Gooden is also represented by attorneys Bakari Sellers, Amy Willbanks and Mario Pacella, also of the Strom Law Firm, which has become a leader in litigation against county jails in South Carolina. The Strom Law Firm has filed eleven lawsuits against Richland County over conditions at the troubled Alvin S. Glenn Detention Center.

Declining conditions and under staffing at the Richland County Jail have resulted in an explosion in the number of assaults and stabbings. In July alone, four inmates died inside of the jail.

“What we’re seeing beyond negligence is just systemic issues with our county jails, which not only erodes public trust but has real life implications, like death,” Sellers told The State. “My hope is that Sumter County doesn’t end up like Alvin S. Glenn.”

A sudden attack

Gooden was jailed on January 13, 2022, after being sought in connection with a shooting at an El Cheapo gas station in Sumter, South Carolina. He was charged with a slew of offenses, including attempted murder, possession of a weapon during a violent crime, kidnapping, two counts of armed armed robbery, criminal conspiracy and possession of a weapon by a convicted felon. These charges remain pending against Gooden, who is now being represented by Sellers.
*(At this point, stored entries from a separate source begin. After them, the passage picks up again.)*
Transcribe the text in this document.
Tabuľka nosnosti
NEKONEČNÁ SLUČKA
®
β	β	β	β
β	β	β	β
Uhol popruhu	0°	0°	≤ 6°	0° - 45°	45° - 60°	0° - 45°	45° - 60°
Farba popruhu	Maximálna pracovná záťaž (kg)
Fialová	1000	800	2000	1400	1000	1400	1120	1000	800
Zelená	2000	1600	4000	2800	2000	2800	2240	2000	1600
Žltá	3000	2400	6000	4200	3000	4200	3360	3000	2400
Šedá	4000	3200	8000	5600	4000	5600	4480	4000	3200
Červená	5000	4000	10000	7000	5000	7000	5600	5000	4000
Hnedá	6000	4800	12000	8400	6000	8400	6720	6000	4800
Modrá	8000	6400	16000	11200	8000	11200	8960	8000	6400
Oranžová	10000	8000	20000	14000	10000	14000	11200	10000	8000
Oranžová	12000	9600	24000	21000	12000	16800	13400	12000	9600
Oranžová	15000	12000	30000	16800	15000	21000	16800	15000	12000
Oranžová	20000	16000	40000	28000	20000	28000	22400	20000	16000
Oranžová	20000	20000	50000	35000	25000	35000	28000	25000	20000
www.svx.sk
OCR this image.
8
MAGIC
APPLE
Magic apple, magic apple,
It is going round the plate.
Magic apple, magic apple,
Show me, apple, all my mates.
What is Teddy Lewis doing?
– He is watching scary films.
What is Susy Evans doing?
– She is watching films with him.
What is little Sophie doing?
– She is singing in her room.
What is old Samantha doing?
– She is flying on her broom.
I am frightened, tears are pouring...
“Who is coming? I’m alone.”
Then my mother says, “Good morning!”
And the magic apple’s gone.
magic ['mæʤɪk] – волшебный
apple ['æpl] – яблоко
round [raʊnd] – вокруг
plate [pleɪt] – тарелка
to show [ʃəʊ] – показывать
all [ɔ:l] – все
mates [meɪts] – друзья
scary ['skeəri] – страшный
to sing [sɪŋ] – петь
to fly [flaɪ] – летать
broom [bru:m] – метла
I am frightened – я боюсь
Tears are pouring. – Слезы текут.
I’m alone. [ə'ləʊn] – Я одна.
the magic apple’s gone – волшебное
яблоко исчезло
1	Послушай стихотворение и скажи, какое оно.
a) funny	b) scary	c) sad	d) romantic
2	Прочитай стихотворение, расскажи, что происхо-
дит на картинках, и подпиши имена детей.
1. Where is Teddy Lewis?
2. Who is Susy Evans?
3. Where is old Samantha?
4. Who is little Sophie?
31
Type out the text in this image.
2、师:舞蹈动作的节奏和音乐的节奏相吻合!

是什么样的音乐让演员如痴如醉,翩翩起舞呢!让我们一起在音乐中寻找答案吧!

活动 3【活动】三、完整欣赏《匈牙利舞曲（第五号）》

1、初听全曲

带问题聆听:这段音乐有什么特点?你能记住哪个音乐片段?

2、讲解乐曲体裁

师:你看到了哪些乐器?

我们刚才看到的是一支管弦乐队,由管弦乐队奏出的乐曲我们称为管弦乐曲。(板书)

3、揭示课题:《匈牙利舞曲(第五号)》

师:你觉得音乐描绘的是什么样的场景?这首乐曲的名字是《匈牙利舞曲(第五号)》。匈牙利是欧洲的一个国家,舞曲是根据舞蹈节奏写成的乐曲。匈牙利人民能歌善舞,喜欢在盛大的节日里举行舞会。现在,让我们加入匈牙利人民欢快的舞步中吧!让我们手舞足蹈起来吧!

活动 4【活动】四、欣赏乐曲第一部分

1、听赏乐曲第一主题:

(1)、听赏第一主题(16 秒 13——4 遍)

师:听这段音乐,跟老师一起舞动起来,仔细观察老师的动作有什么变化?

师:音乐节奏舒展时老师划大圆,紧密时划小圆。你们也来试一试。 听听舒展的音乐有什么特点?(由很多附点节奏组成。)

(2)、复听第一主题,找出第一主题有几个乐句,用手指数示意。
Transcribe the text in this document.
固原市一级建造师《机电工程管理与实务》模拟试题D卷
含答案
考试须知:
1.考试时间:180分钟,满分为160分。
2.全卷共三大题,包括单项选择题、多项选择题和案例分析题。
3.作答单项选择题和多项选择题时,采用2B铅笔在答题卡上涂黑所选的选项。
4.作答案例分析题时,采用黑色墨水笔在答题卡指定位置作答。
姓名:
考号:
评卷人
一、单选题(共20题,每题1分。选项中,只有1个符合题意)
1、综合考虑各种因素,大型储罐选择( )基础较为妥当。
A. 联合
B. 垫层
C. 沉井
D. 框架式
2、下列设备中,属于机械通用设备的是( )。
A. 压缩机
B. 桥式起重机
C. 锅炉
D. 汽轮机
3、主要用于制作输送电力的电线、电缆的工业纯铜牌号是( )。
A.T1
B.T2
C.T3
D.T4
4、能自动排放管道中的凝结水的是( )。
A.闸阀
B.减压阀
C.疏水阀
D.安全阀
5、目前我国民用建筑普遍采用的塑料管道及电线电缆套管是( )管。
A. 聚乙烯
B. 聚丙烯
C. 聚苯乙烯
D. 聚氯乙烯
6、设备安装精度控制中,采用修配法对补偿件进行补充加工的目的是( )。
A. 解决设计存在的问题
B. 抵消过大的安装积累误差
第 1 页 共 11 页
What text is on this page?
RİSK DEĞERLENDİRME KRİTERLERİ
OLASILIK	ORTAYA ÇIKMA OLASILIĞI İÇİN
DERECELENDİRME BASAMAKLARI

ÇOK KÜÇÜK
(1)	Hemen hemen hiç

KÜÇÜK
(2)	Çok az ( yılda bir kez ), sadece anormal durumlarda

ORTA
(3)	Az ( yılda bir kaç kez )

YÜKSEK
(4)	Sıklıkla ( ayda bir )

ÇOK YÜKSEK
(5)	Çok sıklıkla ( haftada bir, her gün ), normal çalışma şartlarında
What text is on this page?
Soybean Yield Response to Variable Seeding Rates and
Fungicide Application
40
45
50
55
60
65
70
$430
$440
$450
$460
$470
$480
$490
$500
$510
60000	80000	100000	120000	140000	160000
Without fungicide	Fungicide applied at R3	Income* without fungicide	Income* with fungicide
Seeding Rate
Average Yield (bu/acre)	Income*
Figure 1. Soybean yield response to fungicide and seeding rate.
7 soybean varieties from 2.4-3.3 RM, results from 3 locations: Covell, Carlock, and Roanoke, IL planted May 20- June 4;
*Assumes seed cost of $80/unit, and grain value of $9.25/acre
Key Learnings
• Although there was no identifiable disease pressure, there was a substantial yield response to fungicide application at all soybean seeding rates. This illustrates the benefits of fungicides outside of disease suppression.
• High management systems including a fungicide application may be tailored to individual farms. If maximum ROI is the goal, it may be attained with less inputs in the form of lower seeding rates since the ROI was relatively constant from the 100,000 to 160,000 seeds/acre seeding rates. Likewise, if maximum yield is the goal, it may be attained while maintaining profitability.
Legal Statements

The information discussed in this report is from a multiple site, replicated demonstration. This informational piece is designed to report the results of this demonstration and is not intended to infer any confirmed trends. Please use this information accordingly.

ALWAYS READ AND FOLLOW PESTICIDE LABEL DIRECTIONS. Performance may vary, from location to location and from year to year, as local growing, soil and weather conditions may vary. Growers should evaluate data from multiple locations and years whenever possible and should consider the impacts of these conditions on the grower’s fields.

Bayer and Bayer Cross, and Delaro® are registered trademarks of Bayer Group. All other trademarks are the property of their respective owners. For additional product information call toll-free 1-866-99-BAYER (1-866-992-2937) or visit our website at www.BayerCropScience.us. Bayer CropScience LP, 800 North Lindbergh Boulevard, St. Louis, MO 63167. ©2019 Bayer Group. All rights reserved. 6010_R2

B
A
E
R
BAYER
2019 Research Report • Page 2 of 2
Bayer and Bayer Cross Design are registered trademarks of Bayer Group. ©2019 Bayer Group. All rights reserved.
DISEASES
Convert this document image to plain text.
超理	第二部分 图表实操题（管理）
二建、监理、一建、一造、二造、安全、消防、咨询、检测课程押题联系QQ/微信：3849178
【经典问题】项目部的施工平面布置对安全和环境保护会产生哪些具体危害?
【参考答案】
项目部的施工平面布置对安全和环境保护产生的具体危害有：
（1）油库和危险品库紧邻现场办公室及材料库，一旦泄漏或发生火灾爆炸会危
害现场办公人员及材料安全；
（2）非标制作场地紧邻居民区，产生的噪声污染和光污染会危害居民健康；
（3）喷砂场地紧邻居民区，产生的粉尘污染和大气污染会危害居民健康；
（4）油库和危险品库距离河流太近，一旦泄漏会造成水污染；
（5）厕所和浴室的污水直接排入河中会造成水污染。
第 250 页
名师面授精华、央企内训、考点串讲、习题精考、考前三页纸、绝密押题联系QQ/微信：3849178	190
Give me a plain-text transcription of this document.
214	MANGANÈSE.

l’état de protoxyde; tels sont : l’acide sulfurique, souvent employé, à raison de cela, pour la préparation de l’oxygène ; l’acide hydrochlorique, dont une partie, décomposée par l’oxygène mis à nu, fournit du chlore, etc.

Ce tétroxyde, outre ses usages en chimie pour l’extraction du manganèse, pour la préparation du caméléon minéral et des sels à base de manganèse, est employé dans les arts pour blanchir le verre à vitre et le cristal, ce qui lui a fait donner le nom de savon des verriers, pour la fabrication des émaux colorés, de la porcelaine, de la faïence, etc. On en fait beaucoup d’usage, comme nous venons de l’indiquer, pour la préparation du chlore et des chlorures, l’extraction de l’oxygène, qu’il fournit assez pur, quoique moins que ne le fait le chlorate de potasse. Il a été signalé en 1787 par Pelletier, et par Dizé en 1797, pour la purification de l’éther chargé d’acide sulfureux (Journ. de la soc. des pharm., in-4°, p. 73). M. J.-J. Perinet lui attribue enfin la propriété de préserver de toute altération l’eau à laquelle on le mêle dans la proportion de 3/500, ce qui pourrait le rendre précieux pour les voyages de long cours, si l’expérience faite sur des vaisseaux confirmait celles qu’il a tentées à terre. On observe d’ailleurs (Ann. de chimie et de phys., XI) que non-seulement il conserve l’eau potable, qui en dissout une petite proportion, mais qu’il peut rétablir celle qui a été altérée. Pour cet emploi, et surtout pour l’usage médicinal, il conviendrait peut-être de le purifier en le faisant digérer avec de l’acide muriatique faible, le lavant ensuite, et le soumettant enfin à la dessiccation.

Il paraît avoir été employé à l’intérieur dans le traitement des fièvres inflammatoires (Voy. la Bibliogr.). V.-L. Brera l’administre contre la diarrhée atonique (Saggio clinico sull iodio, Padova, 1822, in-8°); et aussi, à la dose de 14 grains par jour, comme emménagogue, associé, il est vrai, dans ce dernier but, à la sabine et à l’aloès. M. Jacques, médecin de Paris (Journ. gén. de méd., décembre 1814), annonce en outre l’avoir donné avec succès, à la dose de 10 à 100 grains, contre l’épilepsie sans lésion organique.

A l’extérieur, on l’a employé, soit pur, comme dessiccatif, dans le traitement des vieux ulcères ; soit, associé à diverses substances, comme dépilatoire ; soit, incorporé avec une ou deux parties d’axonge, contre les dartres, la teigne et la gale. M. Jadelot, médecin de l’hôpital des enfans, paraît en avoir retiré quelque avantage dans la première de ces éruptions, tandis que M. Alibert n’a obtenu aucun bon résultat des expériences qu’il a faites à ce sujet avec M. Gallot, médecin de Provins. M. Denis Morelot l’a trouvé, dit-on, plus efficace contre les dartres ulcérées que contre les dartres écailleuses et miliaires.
But after four months inside of the detention center, Gooden was elevated to the position of “trustee.” In this role, Gooden was allowed to move freely inside of his assigned dorm and was responsible for assisting detention center officers, handing out mail and janitorial duties, among other assignments. Gooden was assigned to Bravo pod, the jail’s lockup unit that housed detainees with disciplinary infractions or other “special accommodations,” according to the lawsuit.

On Nov. 29, 2023, a guard referred to in the lawsuit only as “Detention Officer Johnson” left the pod shortly after he started his shift, leaving Gooden alone in the dorm except for other inmates who were supposed to be locked in their cells.

Bravo pod was “regularly left unsupervised,” according to the lawsuit, and on that day the jail’s “staff failed to ensure that Detainee Bell’s cell was secure before leaving it unattended.”

As Gooden was returning a tablet to another inmate, Bell slipped out of his cell yelling for Gooden to “go outside” with him, according to the lawsuit. Bell then attacked Gooden, punching and kicking him in the head and body for five minutes before stabbing him in the eye socket with a “jail-fashioned ‘shank,’” according to the lawsuit.

When Gooden tried to crawl away, Bell attempted to drag him back to continue the assault. While the lawsuit does not make clear how Bell got out of his cell, it states that the jail’s central control room receives an alert whenever a cell door is unlocked.

“SLRDC staff in central control did not respond to an alert from Detainee Bell’s cell after Detainee Bell opened the door when it was supposed to be locked,” according to the lawsuit.

Following the alleged attack, Bell was charged with first degree assault.

Medical attention slow to arrive

But Gooden’s ordeal wasn’t over, according to the lawsuit.

Despite suffering severe blood loss and catastrophic injuries to his eye, Gooden was left to wait an hour for an ambulance. Once EMTs arrived, they said that he should be airlifted to the hospital. But Gooden was instead driven by ambulance to the Prisma Health Tuomey Hospital before being transported to Prisma Health Richland’s trauma center, the only Level 1 trauma center in Midlands, for surgery.

But when it was discovered that no surgeon was available to perform the surgery he needed, Gooden was tranferred for a third time to Prisma Health Greenville before being returned to the Sumter-Lee Regional Detention Center, a roughly two and a half hour drive.

Gooden then waited for four days without access to pain killers before returning to Greenville for a surgery to remove his eye and repair his eye socket and eyelid.